Working at a job for a long time becomes a big part of who you are. This welding of identities is especially true if you put much effort into helping the company succeed, as I did as President & CTO of a digital agency. I was paid a six-figure salary and enjoyed lots of responsibilities and perks, so my job became a big part of how I valued myself.
A person’s job can play a significant role in shaping their identity.
Understanding the distinction between yourself and your business is crucial for achieving success and personal fulfilment in your entrepreneurial journey. You’ve taken the necessary steps towards aligning your personal and professional goals by identifying your needs, creating a vivid picture of your future, and pitching the business to yourself.

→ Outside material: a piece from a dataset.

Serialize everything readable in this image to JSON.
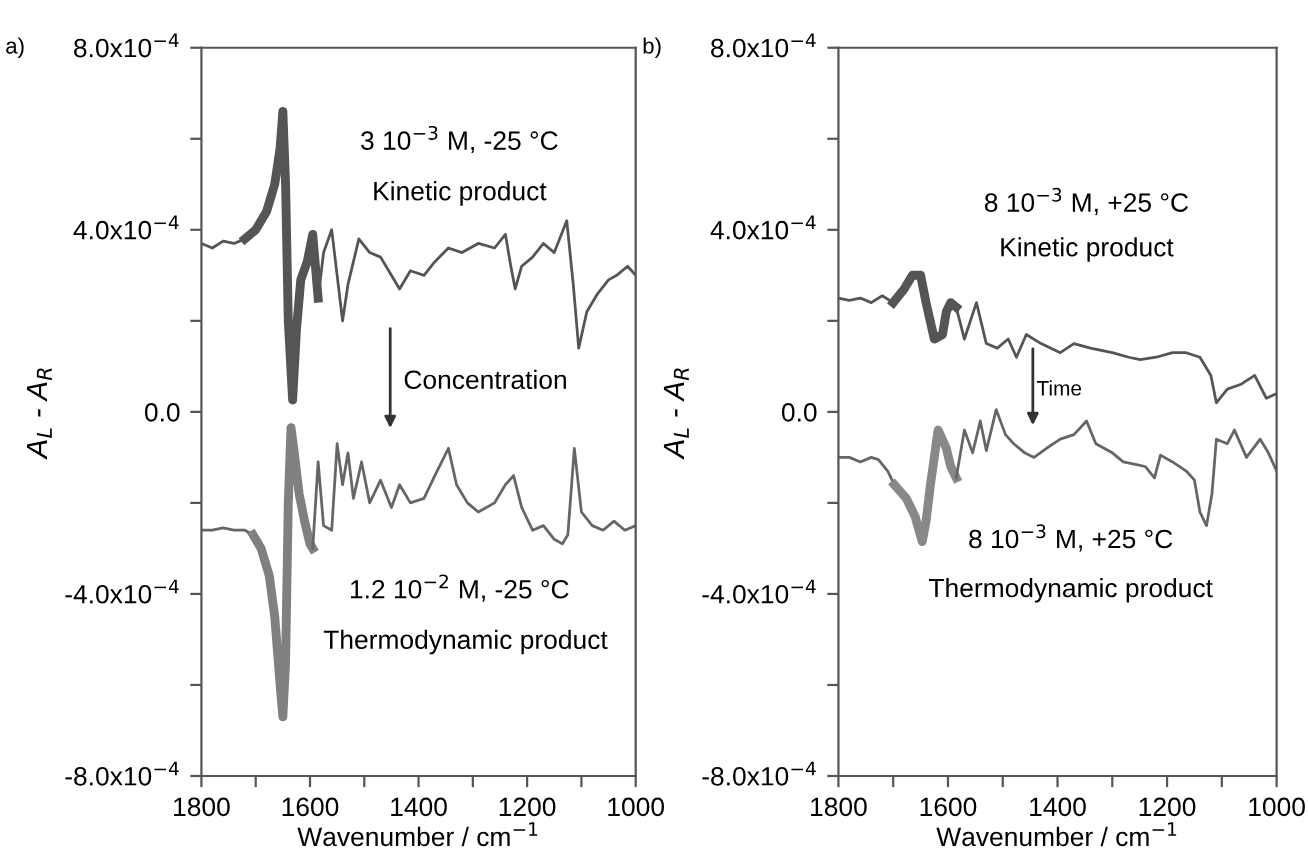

It’s essential to remember that your aims and your business objectives may evolve (mine certainly have!) As you grow and learn, your priorities may shift, and it’s crucial to reassess your needs and vision periodically to ensure that you’re still on the right track. Always be prepared to pivot or make changes to maintain alignment between your personal and professional life.
So, what did you discover about your needs and your future vision? How does your current business idea align with your aims? Are you willing to take the risks and sacrifice to achieve your goals?